While biologics were a revolutionary medical breakthrough and remain enormously valuable, the time and investment associated with developing biologics – up to 15 years and more than $1.2 billion in some cases – coupled with the lack of competition in the marketplace has led to high prices for patients who use them. This can create a barrier to care while driving up costs throughout the nation’s entire health care system. In fact, while only 2 percent of the population uses biologic drugs, they account for 40 percent of prescription drug spending in the U.S.
A biosimilar, on the other hand, is essentially what its name implies – a highly similar version of a biologic that is designed to match its safety, quality and efficacy. In fact, the Food and Drug Administration will only approve a biosimilar if there are no meaningful clinical differences from its biologic reference drug. As a result, patients and physicians can expect the same clinical results when using a biosimilar or the biologic reference drug.
Biosimilars can be far less expensive, because biosimilar producers can rely on safety and efficacy information from the reference product rather than repeating large-scale clinical trials. In fact, biosimilars are expected to cost up to 35 percent less than their reference drugs, and the Rand Corp. has predicted that by 2024, biosimilars will reduce direct spending on biologics in the U.S. by more than $54 billion.
Biosimilars are expected to cost up to 35 percent less than their reference drugs.
For Rhode Island in particular, the emergence of biosimilars could help drive down the state’s ever-increasing health care spending rates. Rhode Island has one of the highest rates of health care spending per capita, spending more than $9,500 for every resident. In recent years, annual health care spending in Rhode Island has been as much as $8.7 billion.
But despite the potential of biosimilars to help drive down health care spending, the U.S. has yet to realize growth in the market that has been experienced overseas. In Europe for example, where biosimilars have been used for more than a decade, there are more than 20 biosimilars on the market. Fortunately, there is good news coming from Washington that could eventually have a real impact in Rhode Island and across the country.
In recent months, the U.S. Food and Drug Administration has approved four new biosimilars, bringing the total number of approvals to nine – with three currently available to patients. The FDA in October also launched a biosimilars-awareness campaign aimed at better educating the medical community about the safety and efficacy of biosimilars.
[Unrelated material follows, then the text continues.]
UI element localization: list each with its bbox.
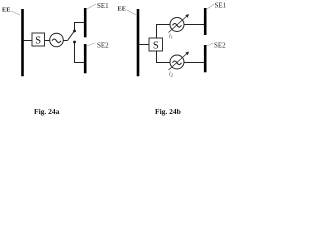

And a recent decision by the Centers for Medicare & Medicaid Services to change a billing policy that jeopardized the long-term stability of the biosimilars market could also help pave the way for increased development of biosimilars. The CMS rule change to assign each biosimilar a unique billing code will lead to greater opportunity for increased competition, greater cost savings and more choices for patients. In fact, the Biosimilars Forum estimates the new rule will reduce Medicare costs by $65 billion over 10 years, a critical development for Rhode Island, which spends $2.1 billion annually on Medicare.
These are critical steps toward building wider acceptance of biosimilars in the U.S., but there is more work to be done, and it is critical that policies continue to support a vibrant biosimilars marketplace. For states such as Rhode Island that are struggling to keep up with health care costs, increased access to safe, effective and more-affordable pharmaceutical options is essential for the future health of both patients and the state’s economy.
Stacie Phan is president of Washington, D.C.-based Biosimilars Forum.